By John Cella
From Harvard National Security Journal | Original Article
On November 8, former Central Intelligence Agency Acting General Counsel John A. Rizzo visited Harvard Law School at an event sponsored by the Harvard National Security Law Association. Currently a Visiting Fellow at the Hoover Institution, Rizzo is now working on a memoir detailing his 34 years of service at the CIA. Except for a period in 2002-2003 when Scott Muller was appointed, Rizzo served as the CIA Acting General Counsel from late 2001 through 2009.
Rizzo spoke about his start at the Agency in 1976, when he was one of only 18 lawyers. Rizzo noted that today, about 130 lawyers penetrate almost every aspect of the Agency’s work. Early in his career, Rizzo drafted the internal regulations governing the CIA’s relationships with the media, clergy, academia, and domestic businesses, regulations which are still in place. Later, Rizzo served as the Deputy Director of the Office of Congressional Affairs from 1986 to 1989, where he was the lead counsel dealing with the House and Senate Committees investigating the Iran-Contra affair.
During his time as the Acting General Counsel after 9/11, he requested the famous “Torture Memo” from the Office of Legal Counsel (OLC) at the Department of Justice, in which OLC Head Jay Bybee expressed the opinion that waterboarding and other enhanced interrogation techniques (“EITs”) were not prohibited under U.S. law. Rizzo noted that he had no face-to-face interaction with Jay Bybee on this issue leading up the memo, although Bybee ultimately attached his signature to the opinion. Rizzo said that most of his dealings at the time were with John Yoo, who is believed to have drafted the memo.
Rizzo conceded the possibility that the CIA’s decision to proceed with waterboarding when the OLC memo declared it legal was a mistake given the later public relations fallout. Still, he said it was an open question whether the information obtained through waterboarding could have been obtained with less intrusive methods of interrogation. Personally, he acknowledged that he finds waterboarding to be a “brutal” method even if it is not legally torture. Although he expressed confidence in Assistant United States Attorney John Durham, the prosecutor leading the investigation of whether CIA personnel exceeded their legal mandate from OLC in the interrogation of suspected terrorists, Rizzo noted his disappointment with how long Durham’s investigation has gone.
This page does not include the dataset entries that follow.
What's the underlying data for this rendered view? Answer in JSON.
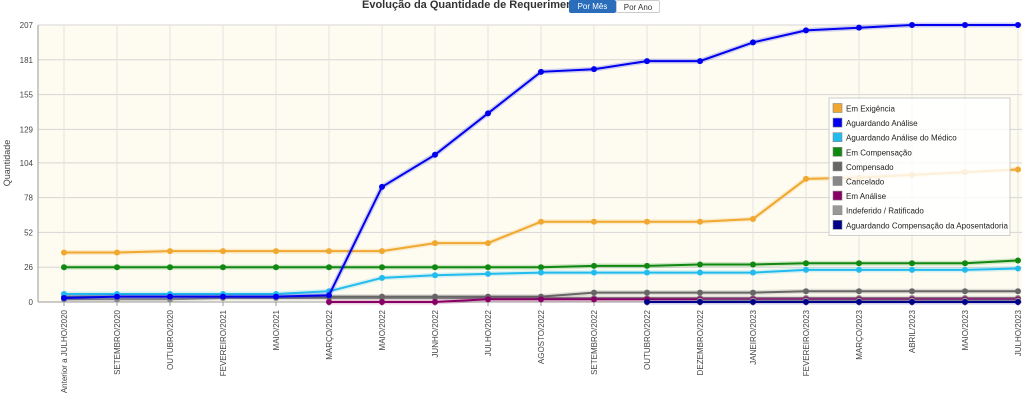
{
  "header": {
    "title": "Evolução da Quantidade de Requerimentos",
    "tab_month": "Por Mês",
    "tab_year": "Por Ano"
  },
  "chart_data": {
    "type": "line",
    "ylabel": "Quantidade",
    "ylim": [
      0,
      207
    ],
    "yticks": [
      0,
      26,
      52,
      78,
      104,
      129,
      155,
      181,
      207
    ],
    "grid": true,
    "legend_position": "right",
    "categories": [
      "Anterior a JULHO/2020",
      "SETEMBRO/2020",
      "OUTUBRO/2020",
      "FEVEREIRO/2021",
      "MAIO/2021",
      "MARÇO/2022",
      "MAIO/2022",
      "JUNHO/2022",
      "JULHO/2022",
      "AGOSTO/2022",
      "SETEMBRO/2022",
      "OUTUBRO/2022",
      "DEZEMBRO/2022",
      "JANEIRO/2023",
      "FEVEREIRO/2023",
      "MARÇO/2023",
      "ABRIL/2023",
      "MAIO/2023",
      "JULHO/2023"
    ],
    "series": [
      {
        "name": "Em Exigência",
        "color": "#f0a830",
        "values": [
          37,
          37,
          38,
          38,
          38,
          38,
          38,
          44,
          44,
          60,
          60,
          60,
          60,
          62,
          92,
          93,
          95,
          97,
          99
        ]
      },
      {
        "name": "Aguardando Análise",
        "color": "#0000ee",
        "values": [
          3,
          4,
          4,
          4,
          4,
          5,
          86,
          110,
          141,
          172,
          174,
          180,
          180,
          194,
          203,
          205,
          207,
          207,
          207
        ]
      },
      {
        "name": "Aguardando Análise do Médico",
        "color": "#22bbee",
        "values": [
          6,
          6,
          6,
          6,
          6,
          8,
          18,
          20,
          21,
          22,
          22,
          22,
          22,
          22,
          24,
          24,
          24,
          24,
          25
        ]
      },
      {
        "name": "Em Compensação",
        "color": "#118811",
        "values": [
          26,
          26,
          26,
          26,
          26,
          26,
          26,
          26,
          26,
          26,
          27,
          27,
          28,
          28,
          29,
          29,
          29,
          29,
          31
        ]
      },
      {
        "name": "Compensado",
        "color": "#666666",
        "values": [
          4,
          4,
          4,
          4,
          4,
          4,
          4,
          4,
          4,
          4,
          7,
          7,
          7,
          7,
          8,
          8,
          8,
          8,
          8
        ]
      },
      {
        "name": "Cancelado",
        "color": "#888888",
        "values": [
          2,
          2,
          2,
          3,
          3,
          3,
          3,
          3,
          3,
          3,
          3,
          3,
          3,
          3,
          3,
          3,
          3,
          3,
          3
        ]
      },
      {
        "name": "Em Análise",
        "color": "#880066",
        "values": [
          null,
          null,
          null,
          null,
          null,
          0,
          0,
          0,
          2,
          2,
          2,
          2,
          2,
          2,
          2,
          2,
          2,
          2,
          2
        ]
      },
      {
        "name": "Indeferido / Ratificado",
        "color": "#999999",
        "values": [
          null,
          null,
          null,
          null,
          null,
          null,
          null,
          null,
          null,
          null,
          null,
          null,
          1,
          1,
          1,
          1,
          1,
          1,
          1
        ]
      },
      {
        "name": "Aguardando Compensação da Aposentadoria",
        "color": "#000088",
        "values": [
          null,
          null,
          null,
          null,
          null,
          null,
          null,
          null,
          null,
          null,
          null,
          0,
          0,
          0,
          0,
          0,
          0,
          0,
          0
        ]
      }
    ]
  }
}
Rizzo also said that he was very upset about the destruction of the videotapes made of the waterboarding, which he said were destroyed without his knowledge and against his wishes. UPDATE: The Department of Justice informed members of the press on November 9 that John Durham will not seek any charges related to the destruction of the CIA videotapes.
Rizzo also spoke about his concern that the increased partisanship in Washington since 9/11 has been harmful to the CIA’s mission and that the Agency’s policies should not be just another political football. He observed that throughout its history, the CIA’s aggressiveness has swung like a pendulum, with many criticizing the CIA for being too passive before 9/11 and then overly-intrusive after reports of EITs and rendition programs surfaced. He noted the irony that the negative public reaction to CIA practices seemed not to extend from the use of waterboarding to the Agency’s predatory drone strike operations, which have resulted in the killings of many terrorists.
Aside from interrogation practices, Rizzo stated that given the accepted illegality of espionage, international law was generally not a major legal consideration in the CIA General Counsel’s office. International law is included, he noted, in the Agency’s operational risk calculus for covert operations. Rizzo observed that the end of the Cold War greatly complicated the international landscape with regard to the Agency’s espionage activities, given that without the US-USSR gentlemen’s understanding, foreign prosecutors and magistrates like those in Italy can now investigate U.S. covert operations officers, potentially even without the backing of their own governments.